Using the Python SDK
from mistralrs import Runner, Which, ChatCompletionRequest, Architecture
runner = Runner(
which=Which.Plain(
model_id="mistralai/Mistral-7B-Instruct-v0.1",
arch=Architecture.Mistral,
),
which_draft=Which.GGUF(
tok_model_id="mistralai/Mistral-7B-Instruct-v0.1",
quantized_model_id="TheBloke/Mistral-7B-Instruct-v0.1-GGUF",
quantized_filename="mistral-7b-instruct-v0.1.Q4_K_M.gguf",
),
speculative_gamma=32,
)
res = runner.send_chat_completion_request(
ChatCompletionRequest(
model="default",
messages=[
{"role": "user", "content": "Tell me a story about the Rust type system."}
],
max_tokens=256,
presence_penalty=1.0,
top_p=0.1,
temperature=0.1,
)
)
print(res.choices[0].message.content)
print(res.usage)
Python SDK Parameters
| Parameter | Type | Description |
|---|---|---|
which_draft | Which | Draft model specification (Plain, GGUF, etc.) |
speculative_gamma | int | Number of draft tokens per step (default: 32) |
Using the Rust SDK
You can find this example at mistralrs/examples/speculative/main.rs.
use anyhow::Result;
use mistralrs::{
IsqType, RequestBuilder, SpeculativeConfig, TextMessageRole, TextMessages,
TextModelBuilder, TextSpeculativeBuilder,
};
#[tokio::main]
async fn main() -> Result<()> {
let target = TextModelBuilder::new("meta-llama/Llama-3.1-8B-Instruct")
.with_logging();
let draft = TextModelBuilder::new("meta-llama/Llama-3.2-1B-Instruct")
.with_logging()
.with_isq(IsqType::Q8_0);
let spec_cfg = SpeculativeConfig { gamma: 16 };
let model = TextSpeculativeBuilder::new(target, draft, spec_cfg)?
.build()
.await?;
let messages = TextMessages::new()
.add_message(
TextMessageRole::System,
"You are an AI agent with a specialty in programming.",
)
.add_message(
TextMessageRole::User,
"Hello!
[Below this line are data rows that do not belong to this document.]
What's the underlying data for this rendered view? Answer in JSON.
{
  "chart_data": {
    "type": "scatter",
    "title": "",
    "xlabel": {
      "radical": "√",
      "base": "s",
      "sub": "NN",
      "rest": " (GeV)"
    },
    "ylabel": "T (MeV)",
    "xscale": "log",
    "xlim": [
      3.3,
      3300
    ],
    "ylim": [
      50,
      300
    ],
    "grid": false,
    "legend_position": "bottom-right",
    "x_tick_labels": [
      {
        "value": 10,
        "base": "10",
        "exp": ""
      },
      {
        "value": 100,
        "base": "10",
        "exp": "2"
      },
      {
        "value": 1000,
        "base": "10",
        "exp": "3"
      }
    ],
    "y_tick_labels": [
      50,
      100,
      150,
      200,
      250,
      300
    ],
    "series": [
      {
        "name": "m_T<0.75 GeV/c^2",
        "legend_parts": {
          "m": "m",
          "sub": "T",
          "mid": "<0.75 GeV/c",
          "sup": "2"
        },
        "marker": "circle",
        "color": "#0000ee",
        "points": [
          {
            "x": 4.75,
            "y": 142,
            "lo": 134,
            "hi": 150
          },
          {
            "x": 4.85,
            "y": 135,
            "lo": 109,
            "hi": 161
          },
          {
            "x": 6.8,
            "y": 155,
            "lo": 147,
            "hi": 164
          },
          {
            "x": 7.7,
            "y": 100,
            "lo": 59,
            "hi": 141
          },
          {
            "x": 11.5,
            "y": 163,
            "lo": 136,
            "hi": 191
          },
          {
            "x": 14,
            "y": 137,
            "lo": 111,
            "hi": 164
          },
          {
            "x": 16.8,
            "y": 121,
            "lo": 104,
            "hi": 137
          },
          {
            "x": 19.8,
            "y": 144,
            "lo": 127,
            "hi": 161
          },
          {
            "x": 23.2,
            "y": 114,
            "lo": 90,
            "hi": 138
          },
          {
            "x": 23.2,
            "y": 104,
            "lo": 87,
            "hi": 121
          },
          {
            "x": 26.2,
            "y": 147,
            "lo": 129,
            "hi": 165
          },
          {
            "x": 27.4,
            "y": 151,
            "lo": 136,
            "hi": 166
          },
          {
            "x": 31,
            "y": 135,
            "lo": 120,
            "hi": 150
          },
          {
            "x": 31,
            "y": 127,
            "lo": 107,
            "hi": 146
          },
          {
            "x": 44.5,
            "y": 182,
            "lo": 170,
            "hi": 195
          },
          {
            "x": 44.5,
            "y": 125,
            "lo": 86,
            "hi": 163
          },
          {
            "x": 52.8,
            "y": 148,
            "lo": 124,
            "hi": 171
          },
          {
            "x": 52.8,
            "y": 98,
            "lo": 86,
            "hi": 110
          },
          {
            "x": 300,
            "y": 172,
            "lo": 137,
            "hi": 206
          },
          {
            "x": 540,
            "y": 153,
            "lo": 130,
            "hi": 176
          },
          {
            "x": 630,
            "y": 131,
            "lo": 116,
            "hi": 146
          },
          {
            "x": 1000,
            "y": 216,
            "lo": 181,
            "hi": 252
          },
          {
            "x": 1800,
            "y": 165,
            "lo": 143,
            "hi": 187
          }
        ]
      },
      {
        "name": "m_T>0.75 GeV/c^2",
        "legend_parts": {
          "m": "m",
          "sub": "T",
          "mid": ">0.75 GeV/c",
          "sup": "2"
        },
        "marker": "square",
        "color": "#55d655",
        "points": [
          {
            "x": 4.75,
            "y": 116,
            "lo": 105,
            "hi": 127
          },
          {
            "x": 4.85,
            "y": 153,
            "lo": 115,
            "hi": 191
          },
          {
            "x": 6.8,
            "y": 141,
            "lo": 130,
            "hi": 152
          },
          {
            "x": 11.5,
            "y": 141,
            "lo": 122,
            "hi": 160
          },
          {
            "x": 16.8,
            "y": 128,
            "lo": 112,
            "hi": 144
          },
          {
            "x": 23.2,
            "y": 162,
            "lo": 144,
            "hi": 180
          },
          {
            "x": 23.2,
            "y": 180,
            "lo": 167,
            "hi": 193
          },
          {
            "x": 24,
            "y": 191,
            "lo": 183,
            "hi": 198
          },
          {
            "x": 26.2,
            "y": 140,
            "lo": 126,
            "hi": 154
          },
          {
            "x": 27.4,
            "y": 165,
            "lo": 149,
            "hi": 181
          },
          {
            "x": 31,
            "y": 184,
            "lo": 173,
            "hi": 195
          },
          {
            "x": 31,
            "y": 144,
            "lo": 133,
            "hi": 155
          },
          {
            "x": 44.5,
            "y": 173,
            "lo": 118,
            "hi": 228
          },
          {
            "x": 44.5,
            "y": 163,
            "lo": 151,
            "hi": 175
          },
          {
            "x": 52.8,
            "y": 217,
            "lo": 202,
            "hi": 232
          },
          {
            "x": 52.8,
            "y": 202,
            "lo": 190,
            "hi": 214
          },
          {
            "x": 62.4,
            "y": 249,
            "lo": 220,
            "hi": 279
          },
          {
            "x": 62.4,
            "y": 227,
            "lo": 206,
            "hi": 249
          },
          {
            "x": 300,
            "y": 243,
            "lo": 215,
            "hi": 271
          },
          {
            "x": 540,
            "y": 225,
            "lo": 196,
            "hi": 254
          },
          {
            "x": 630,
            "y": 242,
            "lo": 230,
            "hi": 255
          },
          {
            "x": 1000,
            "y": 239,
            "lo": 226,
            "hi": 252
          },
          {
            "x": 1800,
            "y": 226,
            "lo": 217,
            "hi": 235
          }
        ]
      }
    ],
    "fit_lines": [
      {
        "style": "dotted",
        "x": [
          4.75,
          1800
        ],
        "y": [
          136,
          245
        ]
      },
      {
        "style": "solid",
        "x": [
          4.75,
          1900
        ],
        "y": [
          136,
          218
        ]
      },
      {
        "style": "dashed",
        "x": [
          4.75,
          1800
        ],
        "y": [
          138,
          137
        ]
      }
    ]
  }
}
How are you? Please write generic binary search function in Rust.",
);
let response = model.send_chat_request(messages).await?;
println!("{}", response.choices[0].message.content.as_ref().unwrap());
dbg!(
response.usage.avg_prompt_tok_per_sec,
response.usage.avg_compl_tok_per_sec
);
Ok(())
}
Choosing Draft and Target Models
For best performance:
- Use the same model family - Draft models from the same family as the target (e.g., Llama 3.2-1B with Llama 3.1-8B) typically have higher acceptance rates
- Smaller is better for draft - The draft model should be significantly smaller than the target for meaningful speedup
- Quantize the draft model - Using ISQ or GGUF quantization on the draft model reduces memory and improves draft generation speed
- Tune gamma - Monitor acceptance rates and adjust gamma accordingly
Example Model Pairings
| Target Model | Draft Model | Notes |
|---|---|---|
| Llama 3.1-8B | Llama 3.2-1B | Same family, good acceptance |
| Llama 3.1-70B | Llama 3.1-8B | Large speedup potential |
| Mistral-7B | Mistral-7B (Q4_K_M GGUF) | Same model, quantized draft |
Performance Considerations
- Acceptance rate: Higher acceptance rates lead to better speedups. Monitor your logs for rejection statistics.
- Draft model overhead: If the draft model is too large relative to the target, the overhead may negate speedup benefits.
- Batch size: Speculative decoding is most beneficial for single-request scenarios. For high-throughput batch inference, standard decoding may be more efficient.
- Memory usage: Both models must fit in memory simultaneously. Consider quantizing one or both models.
Combining with Other Features
Speculative decoding can be combined with:
- ISQ quantization - Quantize target, draft, or both models
- X-LoRA adapters - Use adapters on the target model
- Device mapping - Distribute models across multiple GPUs
See examples/python/speculative_xlora.py for an example combining speculative decoding with X-LoRA.